That's Latin for "bike not go". After making big plans to do a lap with Chook, he chickened out and did a 6 hour ride up to Brooklyn instead (if I had done that, it would have been "body not go").
My excuse is that the bike had to go back to the shop for some work. I have long been a fan of Renegade Cycles, and have probably spent about five grand in their shop over the years. When you add up the bike, major and minor services, jerseys, knicks, shoes, helmets, gloves, pumps, tyres, rebuilds after crashes, computers and so on, the bill gets rather large.
I go there because I like the place. The range of goods is large, the shop is attractively laid out, things are easy to get at and the staff are friendly and knowledgeable. It has its downsides - it's expensive, it's a long-ish drive from home and parking near it is a right bastard. I don't mind a long walk if I am going there to buy a tube, but over the years, I've had to carry broken and un-wheelable bikes from my car to the shop, and that is no fun at all.
After the latest malfunction (brought about thankfully be wear and tear - I don't mind it if things on the bike wear out, as it means I am getting plenty of miles out of it), I decided to try one of our local shops instead. Call it a fit of madness if you like, but I really couldn't face the trek back up to Renegade.
I have tried all our local bike shops in the past, usually for buying small bits and bobs. I don't like any of them - they are cluttered, the parking is not very good (for both cars and bikes), they are badly laid out, with merchandise scattered in an aimless fashion throughout the store (I think I'll put this box of stuff down here and, oh, that one over there); but worst of all, the staff are just not very engaging. It's possible to walk into a local bike shop and stand there with a fist full of cash and be ignored for 10 minutes.
There's nothing more frustrating than wanting or needing something, having the money to pay for it and then finding that badly trained, disinterested staff are completely uninclined to take it off your hands.
Economic times are likely to be tough over the next year or so. The companies that get my business will be the ones that stand out from the others. The local bike shops aren't going to get it, that's for sure. After getting the bike checked in for a workover, I was told it would be ready the next day, and that they'd ring when it was ready. I got a phone call at lunchtime, but I missed it, and no message was left. If they had left a message to say the bike was ready for pickup, I would have collected it after lunch. As it was, they rang me again less than 10 minutes before closing time, and told me I could come get it. Many other things were less than satisfactory, but I'm sure you don't want to hear about them. I've had more fun having an ingrown toenail removed.

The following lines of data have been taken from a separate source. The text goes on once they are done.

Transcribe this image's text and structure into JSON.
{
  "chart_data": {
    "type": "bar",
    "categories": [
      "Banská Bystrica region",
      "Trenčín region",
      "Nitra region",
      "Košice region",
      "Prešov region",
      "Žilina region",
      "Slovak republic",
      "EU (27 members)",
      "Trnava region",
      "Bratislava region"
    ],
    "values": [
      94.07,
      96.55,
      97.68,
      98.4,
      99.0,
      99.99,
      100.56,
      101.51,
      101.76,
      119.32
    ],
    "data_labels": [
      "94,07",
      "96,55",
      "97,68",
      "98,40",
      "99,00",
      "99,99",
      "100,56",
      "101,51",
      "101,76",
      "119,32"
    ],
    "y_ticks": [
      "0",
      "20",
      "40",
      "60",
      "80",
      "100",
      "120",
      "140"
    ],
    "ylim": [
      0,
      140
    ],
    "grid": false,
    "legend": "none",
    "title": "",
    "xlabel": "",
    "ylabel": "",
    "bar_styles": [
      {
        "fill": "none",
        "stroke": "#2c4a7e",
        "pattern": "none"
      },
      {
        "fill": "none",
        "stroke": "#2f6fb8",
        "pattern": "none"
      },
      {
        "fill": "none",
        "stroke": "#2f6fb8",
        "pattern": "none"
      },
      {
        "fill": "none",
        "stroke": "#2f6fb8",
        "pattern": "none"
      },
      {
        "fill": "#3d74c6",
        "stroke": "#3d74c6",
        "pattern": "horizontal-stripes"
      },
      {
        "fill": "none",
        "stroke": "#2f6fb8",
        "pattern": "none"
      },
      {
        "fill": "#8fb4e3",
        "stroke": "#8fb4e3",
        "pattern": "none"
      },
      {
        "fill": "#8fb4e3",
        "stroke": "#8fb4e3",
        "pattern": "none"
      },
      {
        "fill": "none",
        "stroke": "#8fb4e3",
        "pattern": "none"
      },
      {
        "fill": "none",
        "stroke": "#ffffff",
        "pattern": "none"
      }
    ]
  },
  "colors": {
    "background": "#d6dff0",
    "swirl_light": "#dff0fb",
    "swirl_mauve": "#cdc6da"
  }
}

The only upside is that they fixed the problems, and probably for half the price of Renegade. But I'm buggered if I want to ever go back to them again. This little episode has re-incentivised me to drive to Renegade in order to have my wallet emptied next time I have a problem. If nothing else, when someone takes my money, I want them to look like they are enjoying the process of fleecing me, and to make my part of the transaction as painless or pleasurable as possible.
If nothing else, a recession should drive an awful lot of crap businesses to the wall.